Из церкви, неопрятно дожирая виноград и кинувши на паперть опрастанную кисть (коя, обретши свободу, извернулась и метнулась в щель меж ступенями), выскочил давешний прораб, и одобрительно глядя на автомобилище, поскакал, опережая всех, к самому дородному рабби, подхватил его за округлые сомовы бока и залепетал, скоро-скоро, вовсе не по-американски, исхитряясь отвечать сразу всем талмудистам, полоскавших, гримасничая, ладони в негритянской волне, да приплясывая, оголял щиколотки одного с дёснами цвета.

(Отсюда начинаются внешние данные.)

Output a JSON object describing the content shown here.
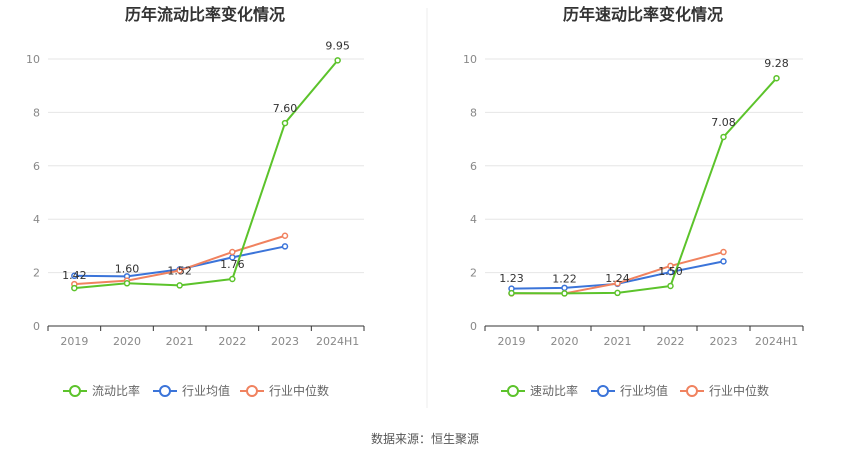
{
  "source_text": "数据来源：恒生聚源",
  "chart_data": [
    {
      "type": "line",
      "title": "历年流动比率变化情况",
      "categories": [
        "2019",
        "2020",
        "2021",
        "2022",
        "2023",
        "2024H1"
      ],
      "ylim": [
        0,
        10
      ],
      "yticks": [
        "0",
        "2",
        "4",
        "6",
        "8",
        "10"
      ],
      "grid": true,
      "legend_position": "bottom",
      "series": [
        {
          "name": "流动比率",
          "color": "#5cc32b",
          "values": [
            1.42,
            1.6,
            1.52,
            1.76,
            7.6,
            9.95
          ],
          "labels": [
            "1.42",
            "1.60",
            "1.52",
            "1.76",
            "7.60",
            "9.95"
          ]
        },
        {
          "name": "行业均值",
          "color": "#3b74d9",
          "values": [
            1.88,
            1.86,
            2.12,
            2.57,
            2.98,
            null
          ]
        },
        {
          "name": "行业中位数",
          "color": "#f0825f",
          "values": [
            1.57,
            1.7,
            2.08,
            2.77,
            3.38,
            null
          ]
        }
      ]
    },
    {
      "type": "line",
      "title": "历年速动比率变化情况",
      "categories": [
        "2019",
        "2020",
        "2021",
        "2022",
        "2023",
        "2024H1"
      ],
      "ylim": [
        0,
        10
      ],
      "yticks": [
        "0",
        "2",
        "4",
        "6",
        "8",
        "10"
      ],
      "grid": true,
      "legend_position": "bottom",
      "series": [
        {
          "name": "速动比率",
          "color": "#5cc32b",
          "values": [
            1.23,
            1.22,
            1.24,
            1.5,
            7.08,
            9.28
          ],
          "labels": [
            "1.23",
            "1.22",
            "1.24",
            "1.50",
            "7.08",
            "9.28"
          ]
        },
        {
          "name": "行业均值",
          "color": "#3b74d9",
          "values": [
            1.4,
            1.43,
            1.58,
            2.02,
            2.42,
            null
          ]
        },
        {
          "name": "行业中位数",
          "color": "#f0825f",
          "values": [
            1.22,
            1.22,
            1.6,
            2.25,
            2.77,
            null
          ]
        }
      ]
    }
  ]
}
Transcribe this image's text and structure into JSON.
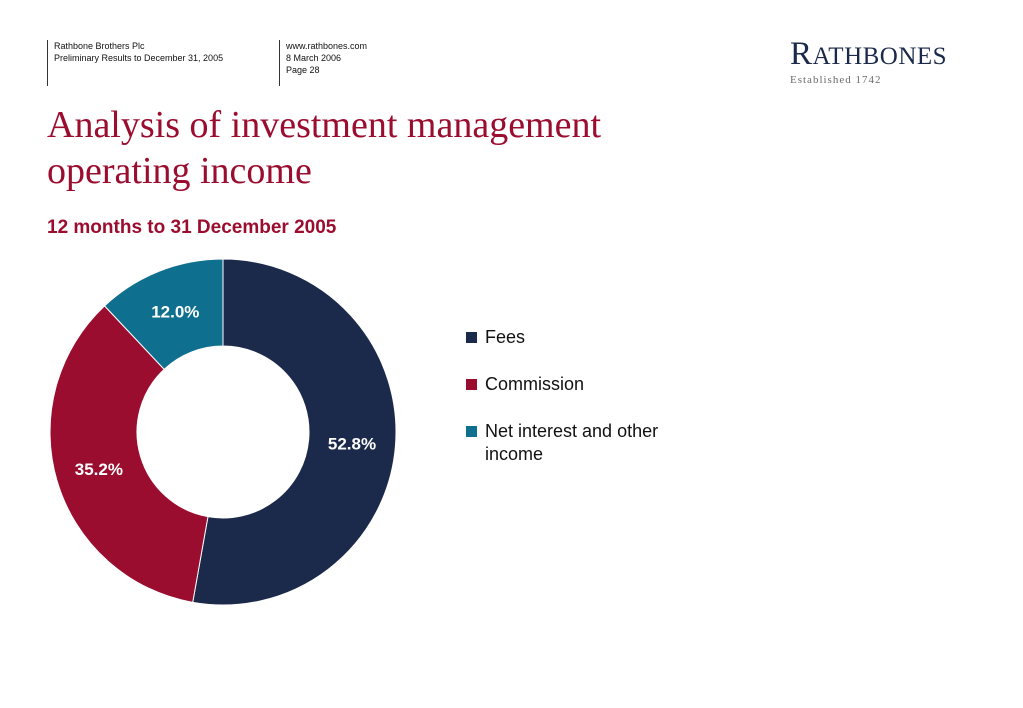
{
  "header": {
    "company": "Rathbone Brothers Plc",
    "report": "Preliminary Results to December 31, 2005",
    "website": "www.rathbones.com",
    "date": "8 March 2006",
    "page": "Page 28"
  },
  "logo": {
    "first_letter": "R",
    "rest": "ATHBONES",
    "tagline": "Established 1742"
  },
  "chart_data": {
    "type": "pie",
    "style": "donut",
    "title": "Analysis of investment management operating income",
    "subtitle": "12 months to 31 December 2005",
    "slices": [
      {
        "name": "Fees",
        "value": 52.8,
        "label": "52.8%",
        "color": "#1b2a4a"
      },
      {
        "name": "Commission",
        "value": 35.2,
        "label": "35.2%",
        "color": "#9b0d2f"
      },
      {
        "name": "Net interest and other income",
        "value": 12.0,
        "label": "12.0%",
        "color": "#0f6f8e"
      }
    ],
    "legend": "right"
  }
}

Он, казалось, владел всеми наречиями, этот голубоглазый маслянистый гаер, толмачествовал меж африканцами да одновременно так отдавался холёным финикийским дланям (иногда взвизгивая сухим, почти новоаглицким — нет, кембриджским! — выговором), что увлекал, медленно и властно отступающим Понтом, всю толпу к берёзе. Вот уже окружили Христа, плечом с сыновьим изяществом прильнувшим к дереву. Вот уже сизо оскалился дюжий работник, погладивши Иисусу заплесневелый локоть, бряцая, как саблею, браслетом, худо-бедно прячущим борозду опасной бритвы, точно оттиск Пегасова копыта — «…Прысни, саботажница, Иппокрена Моисеевна, в нашу пустыню Лоб — чело планеты! Накрените-ка решётку с быком да-а-а-а-а-а обдайте меня хорошенько, от опустевшей головы до пляшущих, пляшущих, пляшущих, пляшущих!..» Вот куцый мулат приложился к толстостенной полуторалитровке (когда я слышу слово «культура», я тоже вынимаю «магнум»!), будто горний горнист, оросивши бахрому своего невозможного кафтана парой красных струй. «Нет! Нет! Нехристи! Не допущу-у-у-у! Не допущу до этого!» — вопила, едва успевая слизывать слёзы (ни одну из них не пропуская!), полячка, соскальзывая притом на западно-украинский диалект (тот что за Бугом, точно у Солнца за пазухой), но Алексей Петрович, подойдя ближе, видел, как пара широкоплечих негров овладели её руками, несколько гогочущих пар обступили берёзу с распятьем и составили вкруг них непроницаемую танцевальную стену. — «Оставьте! Оставьте их, пани Коженевска!» — крикнул было Пётр Алексеевич, но, не слушая его, всё неслось, всё вихрилось, всё праздновало зенит золотого шара. Главный негр выкаблучивал как давеча, ведомый плясовым ритмом (чьи вибрации, чудилось, исходили от снятой с креста статуи, — Бог радовался этой жизни!), прихлопывая всеми восемью пальцами своей десницы пузатого иудея по заросшим руинам пупа, а рабби, который, словно только и знал неизрыданную тоску своего народа, икал, — и здесь отзываясь на дифирамбовы взрывы! — подмигивая светилу, а оно, по-русски подстеливши себе целый соломенный сноп, полное платинного восхищения, валилось навзничь, вздымая несчётные бесконечные ноги да раскидывая длиннющие руки посредника в стороны — всё выше, выше, выше, выше!